4-Step Algorithm

The core design limits us to transform sizes which can fit within on-chip FPGA RAM resources. To break this limit we use the well known 4-step algorithm as described in this paper. An OCaml reference implementation is provided in our repository.

The idea is to break the large transform into lots of smaller transforms. Let’s consider our target transform size of $2^24$. We first reformulate the input data as a $2^12 x 2^12$ matrix in row major order.

The following steps are then performed:

Perform $2^12$ NTTs on each column.
Multiply each element of the matrix at location $(i,j)$ by $ω^(i.j)$, where $ω$ is the appropriate root of unity of the transform size.
Perform $2^12$ NTTs on each row.
Transpose the result.

The required NTT transform can now easily fit within on-chip FPGA RAM resources, so long as we can store the complete matrix in external memory and access it efficiently.

Performance

Using the Cooley-Tukey FFT algorithm, a transform of size $2^24$ requires $2^24 log_{2} 2^24 = 402,653,184$ operations.

The 4-step algorithm performs $2 . 2^12$ smaller NTT transforms, each of size $2^12$. This works out to the same number of $402,653,184$ operations as directly computing a $2^24$ transform. However, we must add to this a further $2 . 2^24$ operations to perform the scaling operation (the scaling requires 2 multiplications—one to scale the coefficient, the other to update the scaling factor).

The following table gives the total operations and overhead for a few transform sizes.

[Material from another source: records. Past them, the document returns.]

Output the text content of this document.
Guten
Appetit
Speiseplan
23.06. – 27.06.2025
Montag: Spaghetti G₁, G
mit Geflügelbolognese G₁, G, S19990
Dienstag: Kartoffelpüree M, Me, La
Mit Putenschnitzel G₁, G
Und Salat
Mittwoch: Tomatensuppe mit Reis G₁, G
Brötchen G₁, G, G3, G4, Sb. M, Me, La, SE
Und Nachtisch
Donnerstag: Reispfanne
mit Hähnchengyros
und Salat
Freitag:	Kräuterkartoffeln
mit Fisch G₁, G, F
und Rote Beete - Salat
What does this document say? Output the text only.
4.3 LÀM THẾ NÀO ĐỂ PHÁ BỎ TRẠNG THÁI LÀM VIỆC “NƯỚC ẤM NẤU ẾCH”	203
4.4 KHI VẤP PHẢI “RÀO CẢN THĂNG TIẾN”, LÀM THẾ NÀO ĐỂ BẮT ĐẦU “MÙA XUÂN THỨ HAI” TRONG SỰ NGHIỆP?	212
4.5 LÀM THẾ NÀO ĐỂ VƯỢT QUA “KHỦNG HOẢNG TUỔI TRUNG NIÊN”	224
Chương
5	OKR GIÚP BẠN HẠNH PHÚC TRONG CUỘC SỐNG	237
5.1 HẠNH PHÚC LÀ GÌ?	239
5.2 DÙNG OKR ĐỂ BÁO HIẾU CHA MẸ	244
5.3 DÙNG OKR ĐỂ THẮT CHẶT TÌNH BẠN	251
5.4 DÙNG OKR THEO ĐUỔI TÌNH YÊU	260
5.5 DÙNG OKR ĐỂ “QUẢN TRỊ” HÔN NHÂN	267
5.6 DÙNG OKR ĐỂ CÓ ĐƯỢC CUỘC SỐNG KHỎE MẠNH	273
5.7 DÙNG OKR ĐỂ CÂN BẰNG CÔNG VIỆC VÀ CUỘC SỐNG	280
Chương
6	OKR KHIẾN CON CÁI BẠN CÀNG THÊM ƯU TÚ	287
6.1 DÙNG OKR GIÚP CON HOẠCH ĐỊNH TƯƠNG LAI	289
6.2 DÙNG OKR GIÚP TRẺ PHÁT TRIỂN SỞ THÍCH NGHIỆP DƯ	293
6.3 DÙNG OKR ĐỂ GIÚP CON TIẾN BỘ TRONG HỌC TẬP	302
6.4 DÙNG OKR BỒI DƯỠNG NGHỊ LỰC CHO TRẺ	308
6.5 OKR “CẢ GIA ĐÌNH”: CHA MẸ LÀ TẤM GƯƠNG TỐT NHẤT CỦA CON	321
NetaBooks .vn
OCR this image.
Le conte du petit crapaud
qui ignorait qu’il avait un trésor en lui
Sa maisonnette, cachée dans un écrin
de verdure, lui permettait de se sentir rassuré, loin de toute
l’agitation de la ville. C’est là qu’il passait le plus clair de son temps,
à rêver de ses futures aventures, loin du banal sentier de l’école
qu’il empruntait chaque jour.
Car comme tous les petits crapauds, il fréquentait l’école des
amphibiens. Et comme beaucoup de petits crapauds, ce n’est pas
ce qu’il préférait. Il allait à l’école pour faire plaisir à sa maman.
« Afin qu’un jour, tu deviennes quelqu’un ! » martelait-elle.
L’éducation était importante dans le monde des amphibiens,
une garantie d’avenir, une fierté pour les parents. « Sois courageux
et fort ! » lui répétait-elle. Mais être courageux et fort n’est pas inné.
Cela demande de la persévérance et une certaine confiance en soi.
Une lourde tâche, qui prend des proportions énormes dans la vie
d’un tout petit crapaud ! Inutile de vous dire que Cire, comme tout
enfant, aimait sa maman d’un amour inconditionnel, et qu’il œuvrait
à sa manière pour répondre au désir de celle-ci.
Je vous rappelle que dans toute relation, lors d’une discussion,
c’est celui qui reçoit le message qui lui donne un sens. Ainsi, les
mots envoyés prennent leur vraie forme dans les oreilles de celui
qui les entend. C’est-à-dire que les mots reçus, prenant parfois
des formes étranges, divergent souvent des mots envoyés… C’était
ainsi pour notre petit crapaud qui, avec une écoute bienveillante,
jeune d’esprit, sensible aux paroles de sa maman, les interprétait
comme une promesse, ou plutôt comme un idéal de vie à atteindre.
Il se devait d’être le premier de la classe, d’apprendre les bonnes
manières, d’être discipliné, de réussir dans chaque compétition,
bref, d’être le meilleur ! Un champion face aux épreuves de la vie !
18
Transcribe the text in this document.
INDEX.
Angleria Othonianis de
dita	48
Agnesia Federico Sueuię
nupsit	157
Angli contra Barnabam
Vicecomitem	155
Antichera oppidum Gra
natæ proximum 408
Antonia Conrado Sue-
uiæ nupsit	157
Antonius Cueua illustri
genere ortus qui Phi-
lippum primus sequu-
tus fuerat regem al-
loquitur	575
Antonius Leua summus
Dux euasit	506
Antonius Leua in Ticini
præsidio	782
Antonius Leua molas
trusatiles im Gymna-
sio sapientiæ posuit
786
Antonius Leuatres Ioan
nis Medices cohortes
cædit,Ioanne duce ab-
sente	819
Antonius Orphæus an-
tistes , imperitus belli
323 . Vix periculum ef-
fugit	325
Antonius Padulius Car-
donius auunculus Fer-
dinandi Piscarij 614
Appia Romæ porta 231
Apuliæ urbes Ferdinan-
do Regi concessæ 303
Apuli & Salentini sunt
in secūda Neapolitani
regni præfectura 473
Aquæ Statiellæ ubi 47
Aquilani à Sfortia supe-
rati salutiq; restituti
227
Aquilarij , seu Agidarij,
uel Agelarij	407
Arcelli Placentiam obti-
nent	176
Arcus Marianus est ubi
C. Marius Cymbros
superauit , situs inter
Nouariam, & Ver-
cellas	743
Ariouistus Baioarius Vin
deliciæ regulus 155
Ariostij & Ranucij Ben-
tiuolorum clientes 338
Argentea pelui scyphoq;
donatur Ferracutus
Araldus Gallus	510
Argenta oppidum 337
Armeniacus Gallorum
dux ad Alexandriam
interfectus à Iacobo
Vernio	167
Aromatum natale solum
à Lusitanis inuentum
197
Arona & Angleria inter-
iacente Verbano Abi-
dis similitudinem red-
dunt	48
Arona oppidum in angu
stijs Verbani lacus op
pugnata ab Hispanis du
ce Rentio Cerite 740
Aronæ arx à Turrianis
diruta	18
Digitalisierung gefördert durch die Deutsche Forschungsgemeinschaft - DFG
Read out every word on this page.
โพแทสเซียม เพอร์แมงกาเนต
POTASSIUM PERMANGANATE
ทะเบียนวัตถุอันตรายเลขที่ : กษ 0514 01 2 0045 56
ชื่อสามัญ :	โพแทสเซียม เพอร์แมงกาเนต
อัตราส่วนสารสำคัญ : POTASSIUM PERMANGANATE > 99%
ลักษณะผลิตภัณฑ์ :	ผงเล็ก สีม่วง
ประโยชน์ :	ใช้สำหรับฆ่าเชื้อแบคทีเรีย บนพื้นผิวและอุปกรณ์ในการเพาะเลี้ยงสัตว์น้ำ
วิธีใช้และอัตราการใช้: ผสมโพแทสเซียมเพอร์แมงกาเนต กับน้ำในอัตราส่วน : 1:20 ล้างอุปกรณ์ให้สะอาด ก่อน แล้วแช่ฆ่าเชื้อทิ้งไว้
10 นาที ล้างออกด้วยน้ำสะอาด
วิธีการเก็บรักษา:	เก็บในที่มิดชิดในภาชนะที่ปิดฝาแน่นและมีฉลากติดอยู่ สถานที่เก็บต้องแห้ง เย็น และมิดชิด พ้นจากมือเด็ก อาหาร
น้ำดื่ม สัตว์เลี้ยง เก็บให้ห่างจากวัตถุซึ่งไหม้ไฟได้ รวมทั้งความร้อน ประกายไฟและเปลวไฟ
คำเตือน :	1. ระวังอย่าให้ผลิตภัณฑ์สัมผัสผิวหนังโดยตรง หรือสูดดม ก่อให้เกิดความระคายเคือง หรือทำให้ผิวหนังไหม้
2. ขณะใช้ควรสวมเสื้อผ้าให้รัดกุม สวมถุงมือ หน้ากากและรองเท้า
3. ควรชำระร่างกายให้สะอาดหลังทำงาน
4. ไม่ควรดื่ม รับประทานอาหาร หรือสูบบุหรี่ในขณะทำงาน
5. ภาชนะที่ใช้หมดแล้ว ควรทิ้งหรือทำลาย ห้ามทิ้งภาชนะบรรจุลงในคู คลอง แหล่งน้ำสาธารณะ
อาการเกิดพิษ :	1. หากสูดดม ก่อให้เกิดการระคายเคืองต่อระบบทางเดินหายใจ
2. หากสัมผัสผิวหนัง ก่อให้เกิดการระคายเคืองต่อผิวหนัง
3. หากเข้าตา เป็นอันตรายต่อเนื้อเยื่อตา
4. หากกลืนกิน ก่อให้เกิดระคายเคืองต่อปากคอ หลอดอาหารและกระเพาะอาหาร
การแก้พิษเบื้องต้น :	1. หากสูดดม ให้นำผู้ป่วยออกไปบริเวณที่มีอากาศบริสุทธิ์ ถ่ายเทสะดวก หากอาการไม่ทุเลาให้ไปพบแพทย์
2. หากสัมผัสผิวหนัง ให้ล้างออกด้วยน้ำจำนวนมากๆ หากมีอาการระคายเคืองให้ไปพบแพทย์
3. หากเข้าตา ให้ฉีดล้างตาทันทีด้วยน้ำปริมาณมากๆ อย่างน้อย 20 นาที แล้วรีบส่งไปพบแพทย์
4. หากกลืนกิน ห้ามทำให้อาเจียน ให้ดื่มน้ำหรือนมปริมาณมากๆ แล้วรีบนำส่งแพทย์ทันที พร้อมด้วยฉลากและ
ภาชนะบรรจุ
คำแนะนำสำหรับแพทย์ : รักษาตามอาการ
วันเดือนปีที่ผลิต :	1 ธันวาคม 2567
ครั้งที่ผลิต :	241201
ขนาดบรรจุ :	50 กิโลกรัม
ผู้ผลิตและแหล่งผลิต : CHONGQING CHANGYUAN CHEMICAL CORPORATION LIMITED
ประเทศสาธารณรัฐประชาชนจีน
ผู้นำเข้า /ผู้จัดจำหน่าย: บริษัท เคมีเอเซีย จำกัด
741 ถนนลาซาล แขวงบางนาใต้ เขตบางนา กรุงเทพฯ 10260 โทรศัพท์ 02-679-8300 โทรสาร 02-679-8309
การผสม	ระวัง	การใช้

$log_{2} N$ NTT	Full transform operations	4-step operations	Overhead %
18	4718592	5242880	11.1
20	20971520	23068672	10.0
22	92274688	100663296	9.0
24	402653184	436207616	8.3
26	1744830464	1879048192	7.7
28	7516192768	8053063680	7.1

Transposition

The 4-step algorithm talks about row and column transforms and a final transposition step. This is not actually performed by the hardware design. Rather data is read and written from the matrix in memory as follows:

Read columns
Write columns
Read rows
Write columns

Reading a single column would be very inefficient for DDR-style dynamic memories. Fortunately as we scale up the design for performance we can read multiple columns at a time. We will also show a data reorganisation approach which leads to very efficient memory access at the cost of reordering the coefficients in the input matrix.